It’s hip to be cube
On May 26, the Australian spacecraft INSPIRE-2, a project led by the University of Sydney, was launched from the International Space Station. INSPIRE-2 is a cubesat — a research satellite that will be part of a network of 50 built by university teams from around the world to “perform first-class science” in the largely unexplored lower thermosphere (approximately 100km above Earth’s surface). This was the first launch of an Australian cubesat. Good luck, little guy.
Lab report
Everyone knows that dogs are pure and full of love, but can owning a dog actually make you healthier? Associate Professor Emmanuel Stamatakis from the Charles Perkins Centre and Sydney School of Public Health wants to find out. Participants in the Physical & Affective Wellbeing Study of dog owners (PAWS) pilot will see if dog ownership causes changes in physical activity, cardiovascular and metabolic health, and psychosocial wellbeing. Spend time with dogs for science?

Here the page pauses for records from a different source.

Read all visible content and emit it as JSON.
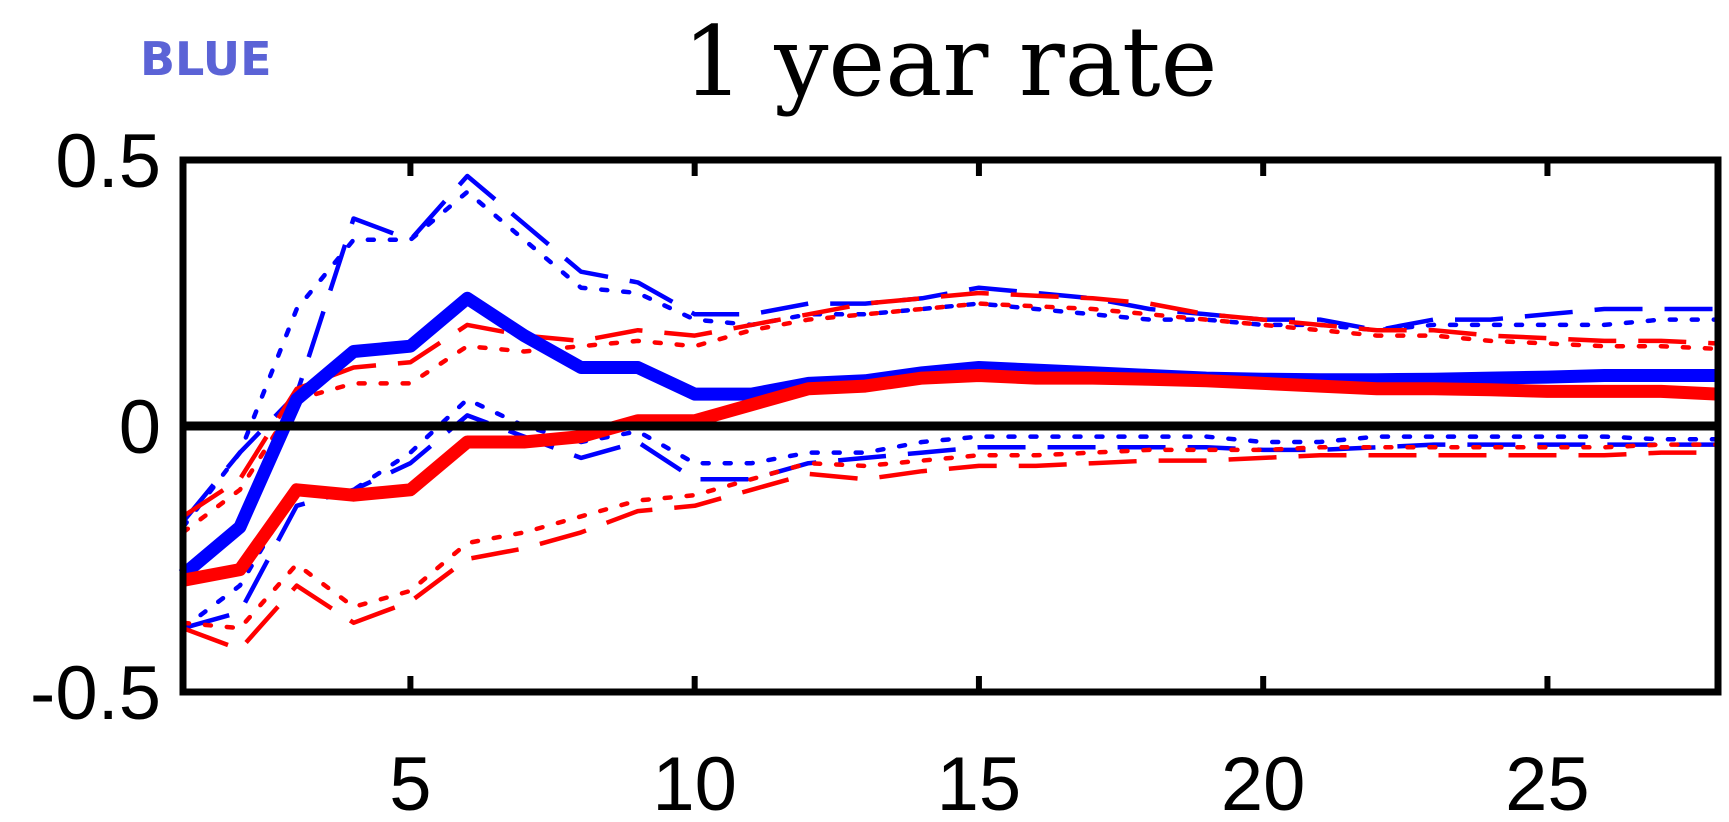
{
  "chart_data": {
    "type": "line",
    "title": "1 year rate",
    "xlabel": "",
    "ylabel": "",
    "xlim": [
      1,
      28
    ],
    "ylim": [
      -0.5,
      0.5
    ],
    "xticks": [
      5,
      10,
      15,
      20,
      25
    ],
    "xtick_labels": [
      "5",
      "10",
      "15",
      "20",
      "25"
    ],
    "yticks": [
      0.5,
      0,
      -0.5
    ],
    "ytick_labels": [
      "0.5",
      "0",
      "-0.5"
    ],
    "zero_line": 0,
    "grid": false,
    "legend": "none",
    "colors": {
      "blue": "#0000ff",
      "red": "#ff0000",
      "zero": "#000000"
    },
    "x": [
      1,
      2,
      3,
      4,
      5,
      6,
      7,
      8,
      9,
      10,
      11,
      12,
      13,
      14,
      15,
      16,
      17,
      18,
      19,
      20,
      21,
      22,
      23,
      24,
      25,
      26,
      27,
      28
    ],
    "series": [
      {
        "color": "blue",
        "style": "solid",
        "weight": "thick",
        "values": [
          -0.28,
          -0.19,
          0.05,
          0.14,
          0.15,
          0.24,
          0.17,
          0.11,
          0.11,
          0.06,
          0.06,
          0.08,
          0.085,
          0.1,
          0.11,
          0.105,
          0.1,
          0.095,
          0.09,
          0.088,
          0.087,
          0.087,
          0.088,
          0.09,
          0.092,
          0.095,
          0.095,
          0.095
        ]
      },
      {
        "color": "red",
        "style": "solid",
        "weight": "thick",
        "values": [
          -0.29,
          -0.27,
          -0.12,
          -0.13,
          -0.12,
          -0.03,
          -0.03,
          -0.02,
          0.01,
          0.01,
          0.04,
          0.07,
          0.075,
          0.09,
          0.095,
          0.09,
          0.09,
          0.088,
          0.085,
          0.08,
          0.075,
          0.07,
          0.07,
          0.068,
          0.065,
          0.065,
          0.065,
          0.06
        ]
      },
      {
        "color": "blue",
        "style": "dashed",
        "weight": "thin",
        "values": [
          -0.18,
          -0.05,
          0.06,
          0.39,
          0.35,
          0.47,
          0.38,
          0.29,
          0.27,
          0.21,
          0.21,
          0.23,
          0.23,
          0.24,
          0.26,
          0.25,
          0.24,
          0.22,
          0.21,
          0.2,
          0.2,
          0.18,
          0.2,
          0.2,
          0.21,
          0.22,
          0.22,
          0.22
        ]
      },
      {
        "color": "blue",
        "style": "dotted",
        "weight": "thin",
        "values": [
          -0.19,
          -0.05,
          0.22,
          0.35,
          0.35,
          0.44,
          0.35,
          0.26,
          0.25,
          0.2,
          0.19,
          0.21,
          0.21,
          0.22,
          0.23,
          0.22,
          0.21,
          0.2,
          0.2,
          0.19,
          0.19,
          0.18,
          0.19,
          0.19,
          0.19,
          0.19,
          0.2,
          0.2
        ]
      },
      {
        "color": "blue",
        "style": "dashed",
        "weight": "thin",
        "values": [
          -0.38,
          -0.35,
          -0.15,
          -0.12,
          -0.07,
          0.02,
          -0.02,
          -0.06,
          -0.03,
          -0.1,
          -0.1,
          -0.07,
          -0.06,
          -0.05,
          -0.04,
          -0.04,
          -0.04,
          -0.04,
          -0.04,
          -0.045,
          -0.045,
          -0.04,
          -0.035,
          -0.035,
          -0.035,
          -0.035,
          -0.035,
          -0.035
        ]
      },
      {
        "color": "blue",
        "style": "dotted",
        "weight": "thin",
        "values": [
          -0.38,
          -0.3,
          -0.12,
          -0.12,
          -0.05,
          0.05,
          0.0,
          -0.03,
          -0.01,
          -0.07,
          -0.07,
          -0.05,
          -0.05,
          -0.03,
          -0.02,
          -0.02,
          -0.02,
          -0.02,
          -0.02,
          -0.03,
          -0.03,
          -0.02,
          -0.02,
          -0.02,
          -0.02,
          -0.02,
          -0.025,
          -0.025
        ]
      },
      {
        "color": "red",
        "style": "dashed",
        "weight": "thin",
        "values": [
          -0.17,
          -0.1,
          0.07,
          0.11,
          0.12,
          0.19,
          0.17,
          0.16,
          0.18,
          0.17,
          0.19,
          0.21,
          0.23,
          0.24,
          0.25,
          0.245,
          0.24,
          0.23,
          0.21,
          0.2,
          0.19,
          0.18,
          0.18,
          0.17,
          0.165,
          0.16,
          0.16,
          0.155
        ]
      },
      {
        "color": "red",
        "style": "dotted",
        "weight": "thin",
        "values": [
          -0.2,
          -0.12,
          0.05,
          0.08,
          0.08,
          0.15,
          0.14,
          0.15,
          0.16,
          0.15,
          0.18,
          0.2,
          0.21,
          0.22,
          0.23,
          0.225,
          0.22,
          0.21,
          0.2,
          0.19,
          0.18,
          0.17,
          0.17,
          0.16,
          0.155,
          0.15,
          0.15,
          0.145
        ]
      },
      {
        "color": "red",
        "style": "dashed",
        "weight": "thin",
        "values": [
          -0.38,
          -0.42,
          -0.3,
          -0.37,
          -0.33,
          -0.25,
          -0.23,
          -0.2,
          -0.16,
          -0.15,
          -0.12,
          -0.09,
          -0.1,
          -0.085,
          -0.075,
          -0.075,
          -0.07,
          -0.065,
          -0.065,
          -0.06,
          -0.055,
          -0.055,
          -0.055,
          -0.055,
          -0.055,
          -0.055,
          -0.05,
          -0.05
        ]
      },
      {
        "color": "red",
        "style": "dotted",
        "weight": "thin",
        "values": [
          -0.37,
          -0.38,
          -0.26,
          -0.34,
          -0.31,
          -0.22,
          -0.2,
          -0.17,
          -0.14,
          -0.13,
          -0.1,
          -0.07,
          -0.075,
          -0.065,
          -0.055,
          -0.055,
          -0.05,
          -0.045,
          -0.045,
          -0.045,
          -0.04,
          -0.04,
          -0.04,
          -0.04,
          -0.04,
          -0.04,
          -0.035,
          -0.035
        ]
      }
    ]
  },
  "watermark": {
    "text": "BLUE",
    "color": "#5b63d6"
  }
}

Beautiful.
Not so peckish after all
Going from the fluffy to the foul: turns out ibises, objectively the worst bird, are actually picky when it comes to food. New research published in Behavioural Ecology by lead author Sean Coogan, a PhD student at the University of Sydney’s Charles Perkins Centre and School of Life and Environmental Sciences, shows the notorious “bin chicken” has a strong preference for high-carbohydrate foods, despite their natural diet typically being low in carbohydrates and high in protein and fat. “Urban Australian white ibis seem to be taking advantage of the abundance of high-carb human foods available in [cities]… It could be a situation similar to humans, where we have a preference for high-carb foods perhaps because those foods were relatively rare in our ancestral diets,” Coogan says. In short, the ibises’ appetites are evolving — guard your lunch!